A few highlights of how the book “Cayendo Hacia Arriba” was made.
Here is my new book on the floor of the print shop waiting to be bound. It’s the Spanish edition of the kid’s book, “Falling Uphill: The Secret of Life.” I needed to hover over the guys at the print shop because it just wasn’t getting done on schedule. Aah! And the books need to be on an airplane to Argentina the next day! But luckily, it made a fun trip for me. I got to take some photos and videos. And, I loved watching the book come together. There was a team of people working on it.

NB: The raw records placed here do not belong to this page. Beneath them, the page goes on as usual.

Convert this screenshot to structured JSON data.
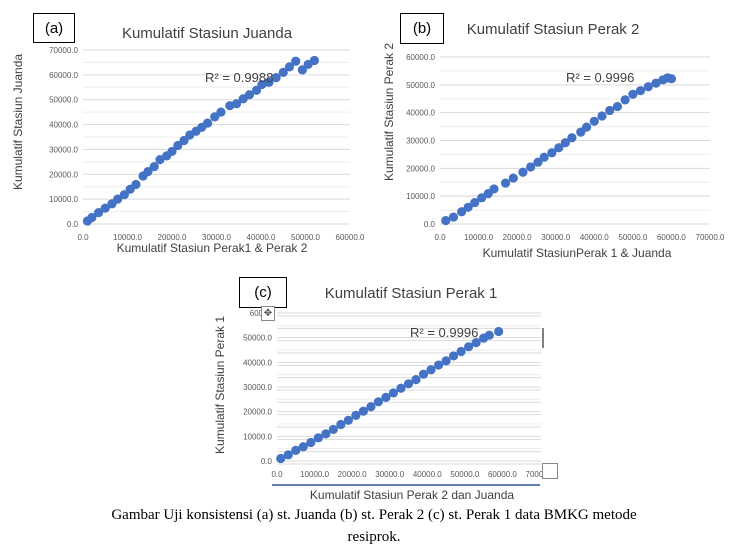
{
  "figure": {
    "caption_line1": "Gambar Uji konsistensi (a) st. Juanda (b) st. Perak 2 (c) st. Perak 1 data BMKG metode",
    "caption_line2": "resiprok."
  },
  "chart_data": [
    {
      "type": "scatter",
      "panel": "(a)",
      "title": "Kumulatif Stasiun Juanda",
      "xlabel": "Kumulatif Stasiun Perak1 & Perak 2",
      "ylabel": "Kumulatif Stasiun Juanda",
      "annotation": "R² = 0.9988",
      "xlim": [
        0,
        60000
      ],
      "ylim": [
        0,
        70000
      ],
      "xticks": [
        "0.0",
        "10000.0",
        "20000.0",
        "30000.0",
        "40000.0",
        "50000.0",
        "60000.0"
      ],
      "yticks": [
        "0.0",
        "10000.0",
        "20000.0",
        "30000.0",
        "40000.0",
        "50000.0",
        "60000.0",
        "70000.0"
      ],
      "grid": "horizontal",
      "marker_color": "#4472C4",
      "x": [
        1000,
        2000,
        3500,
        5000,
        6500,
        7800,
        9300,
        10600,
        11900,
        13500,
        14600,
        16000,
        17300,
        18800,
        20000,
        21300,
        22700,
        24000,
        25400,
        26700,
        28000,
        29600,
        31000,
        33000,
        34500,
        36000,
        37400,
        39000,
        40200,
        41800,
        43400,
        45000,
        46400,
        47800,
        49300,
        50600,
        52000
      ],
      "y": [
        1200,
        2600,
        4600,
        6400,
        8100,
        10000,
        11800,
        14000,
        15900,
        19300,
        21100,
        23100,
        25900,
        27400,
        29200,
        31600,
        33600,
        35800,
        37300,
        38900,
        40600,
        43100,
        45000,
        47600,
        48400,
        50400,
        52000,
        53800,
        56100,
        57000,
        58900,
        61000,
        63200,
        65500,
        62000,
        64200,
        65800
      ]
    },
    {
      "type": "scatter",
      "panel": "(b)",
      "title": "Kumulatif Stasiun Perak 2",
      "xlabel": "Kumulatif StasiunPerak 1 & Juanda",
      "ylabel": "Kumulatif Stasiun Perak 2",
      "annotation": "R² = 0.9996",
      "xlim": [
        0,
        70000
      ],
      "ylim": [
        0,
        60000
      ],
      "xticks": [
        "0.0",
        "10000.0",
        "20000.0",
        "30000.0",
        "40000.0",
        "50000.0",
        "60000.0",
        "70000.0"
      ],
      "yticks": [
        "0.0",
        "10000.0",
        "20000.0",
        "30000.0",
        "40000.0",
        "50000.0",
        "60000.0"
      ],
      "grid": "horizontal",
      "marker_color": "#4472C4",
      "x": [
        1500,
        3500,
        5600,
        7300,
        9000,
        10800,
        12500,
        14000,
        17000,
        19000,
        21500,
        23500,
        25400,
        27000,
        29000,
        30800,
        32500,
        34200,
        36500,
        38000,
        40000,
        42000,
        44000,
        46000,
        48000,
        50000,
        52000,
        54000,
        56000,
        57800,
        59000,
        60000
      ],
      "y": [
        1200,
        2500,
        4400,
        6000,
        7700,
        9400,
        10900,
        12600,
        14700,
        16500,
        18600,
        20500,
        22200,
        24000,
        25600,
        27400,
        29200,
        31000,
        33000,
        34800,
        36900,
        38800,
        40800,
        42200,
        44600,
        46600,
        47900,
        49300,
        50600,
        51800,
        52500,
        52200
      ]
    },
    {
      "type": "scatter",
      "panel": "(c)",
      "title": "Kumulatif Stasiun Perak 1",
      "xlabel": "Kumulatif Stasiun Perak 2 dan Juanda",
      "ylabel": "Kumulatif Stasiun Perak 1",
      "annotation": "R² = 0.9996",
      "xlim": [
        0,
        70000
      ],
      "ylim": [
        0,
        60000
      ],
      "xticks": [
        "0.0",
        "10000.0",
        "20000.0",
        "30000.0",
        "40000.0",
        "50000.0",
        "60000.0",
        "70000.0"
      ],
      "yticks": [
        "0.0",
        "10000.0",
        "20000.0",
        "30000.0",
        "40000.0",
        "50000.0",
        "60000"
      ],
      "grid": "horizontal",
      "marker_color": "#4472C4",
      "x": [
        1000,
        3000,
        5000,
        7000,
        9000,
        11000,
        13000,
        15000,
        17000,
        19000,
        21000,
        23000,
        25000,
        27000,
        29000,
        31000,
        33000,
        35000,
        37000,
        39000,
        41000,
        43000,
        45000,
        47000,
        49000,
        51000,
        53000,
        55000,
        56500,
        59000
      ],
      "y": [
        1000,
        2500,
        4300,
        5800,
        7500,
        9400,
        11000,
        12800,
        14800,
        16500,
        18500,
        20200,
        22000,
        24000,
        25800,
        27600,
        29500,
        31300,
        33000,
        35200,
        37000,
        38900,
        40600,
        42600,
        44400,
        46300,
        48000,
        49800,
        51000,
        52500
      ]
    }
  ]
}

One lady had the job to make sure none of the pages were upside down.
Would you believe they printed enough for 250 extra books just in case there is a mistake in the binding?
At the beginning of the video below, you can see the book at the printer as it is coming off the printing press.
The back cover
The back cover uses the photograph from the original English edition of “Falling Uphill: The Secret of Life.” We wanted to recreate this image in Argentina, but since we went to 14 schools and an orphanage, we couldn’t get enough people in one spot. The above picture has over 500 people in it.
Here is the full story of how the school photograph in the shape of a bicycle was made.
And here is a step-by-step guide to how the books are made.
How the book was illustrated
Each school worked differently. Below the students worked in groups on the floor. We brought our own pencils, erasers, markers and paper because some of the schools we attended were very poor. I actually brought a whole box of supplies with me from the United States. Looking back, I wish I had brought even more.
I liked how the teachers, the “maestros”, and the students wore white coats, like scientists. I’m taking this photograph. I hardly took any photographs because I was asked to work with the students, which is, of course, why I was there.
The above photograph is one of my favorites. I selected this to be in the book. It is one of the pages that shows the cultural differences between the English and Spanish versions of the book. You can see it is an image of a football (soccer) player and a tango dancer, two icons of Argentine culture.